The Myth of “Social Terrorism” and the War on Self-Determination
India’s repression is rooted in a perverse narrative that conflates Kashmiri self-determination with terrorism. Peaceful calls for autonomy are dismissed as “separatist threats,” while political parties advocating dialogue are banned. The 2019 siege of Kashmir—marked by mass arrests, internet blackouts, and a military lockdown—exposed this strategy in its rawest form. Over 8 million Kashmiris were cut off from the world as New Delhi unilaterally erased the region’s constitutional status, a move condemned by UN experts as “collective punishment.”
This repression mirrors global trends where states exploit counter-terrorism frameworks to quash dissent. As SR Ben Saul emphasized in 2023, governments increasingly label grassroots movements as “violent extremism” to justify draconian measures. In Kashmir, this rhetoric has legitimized the surveillance, torture, and killing of civilians, all while India positions itself as a “victim” of cross-border terrorism.
Structural Complicity: The Failure of Global Accountability
The crisis in Kashmir is not just India’s failure—it is a failure of the international system. Despite decades of documentation by UN bodies, including the Working Group on Enforced Disappearances, India has ignored calls to repeal AFSPA, reform the UAPA, or permit unfettered access to investigators. The UN’s counter-terrorism architecture, as noted in the Global Center on Cooperative Security’s Blue Sky reports, remains woefully inadequate to address such systemic abuse.
Regional organizations, tasked with mediating human rights violations, have also faltered. Bodies like the South Asian Association for Regional Cooperation (SAARC) remain paralyzed by geopolitics, while India’s allies shield it from scrutiny. This impunity emboldens New Delhi: when the European Parliament proposed a resolution condemning Kashmir’s lockdown, India dismissed it as “meddling,” revealing the hollowness of global human rights commitments.

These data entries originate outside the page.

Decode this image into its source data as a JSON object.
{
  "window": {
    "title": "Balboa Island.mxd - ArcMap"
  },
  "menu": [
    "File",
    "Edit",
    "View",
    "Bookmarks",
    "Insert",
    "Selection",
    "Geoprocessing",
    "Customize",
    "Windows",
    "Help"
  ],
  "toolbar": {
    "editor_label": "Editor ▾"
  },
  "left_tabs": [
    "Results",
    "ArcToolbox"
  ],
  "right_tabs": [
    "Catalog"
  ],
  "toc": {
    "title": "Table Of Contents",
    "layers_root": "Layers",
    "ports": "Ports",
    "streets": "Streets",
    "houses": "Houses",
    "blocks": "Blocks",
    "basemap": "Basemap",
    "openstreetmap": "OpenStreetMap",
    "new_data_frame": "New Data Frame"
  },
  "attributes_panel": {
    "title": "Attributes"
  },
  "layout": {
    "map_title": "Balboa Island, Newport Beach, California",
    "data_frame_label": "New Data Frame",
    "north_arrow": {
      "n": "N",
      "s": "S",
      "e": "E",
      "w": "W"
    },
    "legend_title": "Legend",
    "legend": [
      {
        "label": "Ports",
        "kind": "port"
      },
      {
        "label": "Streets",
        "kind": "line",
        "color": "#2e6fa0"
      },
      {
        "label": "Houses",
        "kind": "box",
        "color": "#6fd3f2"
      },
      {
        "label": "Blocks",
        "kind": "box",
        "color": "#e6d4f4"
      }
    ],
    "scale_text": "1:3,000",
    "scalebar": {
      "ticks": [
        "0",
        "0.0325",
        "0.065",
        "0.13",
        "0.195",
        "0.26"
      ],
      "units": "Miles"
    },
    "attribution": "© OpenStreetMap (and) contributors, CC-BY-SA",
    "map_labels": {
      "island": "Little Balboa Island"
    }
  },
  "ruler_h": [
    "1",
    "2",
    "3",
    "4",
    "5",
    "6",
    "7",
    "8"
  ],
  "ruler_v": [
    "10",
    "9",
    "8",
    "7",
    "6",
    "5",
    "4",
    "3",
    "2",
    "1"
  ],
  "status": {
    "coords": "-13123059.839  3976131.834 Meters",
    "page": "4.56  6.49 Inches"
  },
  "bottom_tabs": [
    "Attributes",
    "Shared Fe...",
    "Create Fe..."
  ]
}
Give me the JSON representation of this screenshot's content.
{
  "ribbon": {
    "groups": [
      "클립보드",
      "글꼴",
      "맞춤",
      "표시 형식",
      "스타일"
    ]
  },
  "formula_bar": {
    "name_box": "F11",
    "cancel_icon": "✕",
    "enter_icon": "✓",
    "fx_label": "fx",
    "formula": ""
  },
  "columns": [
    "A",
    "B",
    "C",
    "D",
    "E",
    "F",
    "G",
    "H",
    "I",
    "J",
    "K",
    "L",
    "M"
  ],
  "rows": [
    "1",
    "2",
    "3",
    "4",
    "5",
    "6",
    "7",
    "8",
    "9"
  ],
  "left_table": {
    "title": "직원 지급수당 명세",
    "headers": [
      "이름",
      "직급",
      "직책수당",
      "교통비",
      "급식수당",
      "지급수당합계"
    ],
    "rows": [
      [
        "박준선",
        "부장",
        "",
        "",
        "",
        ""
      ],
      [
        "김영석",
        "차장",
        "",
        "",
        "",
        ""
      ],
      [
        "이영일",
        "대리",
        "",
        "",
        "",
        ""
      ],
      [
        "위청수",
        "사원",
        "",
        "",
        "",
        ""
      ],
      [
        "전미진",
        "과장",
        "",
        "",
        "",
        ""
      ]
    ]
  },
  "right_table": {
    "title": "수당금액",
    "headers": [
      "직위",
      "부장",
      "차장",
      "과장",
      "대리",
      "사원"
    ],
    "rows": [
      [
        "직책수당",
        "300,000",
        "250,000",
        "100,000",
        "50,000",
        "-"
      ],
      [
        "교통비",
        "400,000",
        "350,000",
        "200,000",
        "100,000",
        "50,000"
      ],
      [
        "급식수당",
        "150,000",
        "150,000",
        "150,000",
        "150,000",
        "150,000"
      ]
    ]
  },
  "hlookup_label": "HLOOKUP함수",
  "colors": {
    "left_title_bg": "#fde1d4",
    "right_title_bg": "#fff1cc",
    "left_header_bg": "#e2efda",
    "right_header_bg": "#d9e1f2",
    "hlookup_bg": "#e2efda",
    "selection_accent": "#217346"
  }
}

A Path Forward: Justice, Not Oppression
Ending Kashmir’s nightmare requires more than symbolic gestures. The international community must:
1.Demand the immediate repeal of AFSPA and overhaul of the UAPA to align with international law.
2.Impose targeted sanctions on officials implicated in atrocities, freezing assets and banning travel.
3.Support independent investigations into enforced disappearances and extrajudicial killings, leveraging the Universal Periodic Review to hold India accountable.
4.Fund and protect Kashmiri civil society, ensuring activists and journalists can operate without fear of reprisal.
The 20th anniversary of the UN Special Rapporteur’s mandate on counter-terrorism and human rights must mark a turning point. As scholar Franziska Praxl-Tabuchi argues, incremental reforms are futile; only systemic change can dismantle structures of oppression. Kashmiris do not need empty solidarity—they need the world to match their courage with action.
The choice is stark: will the international community uphold the values it professes, or remain complicit in Kashmir’s suffocation? The answer will define the future of human rights in an increasingly authoritarian world.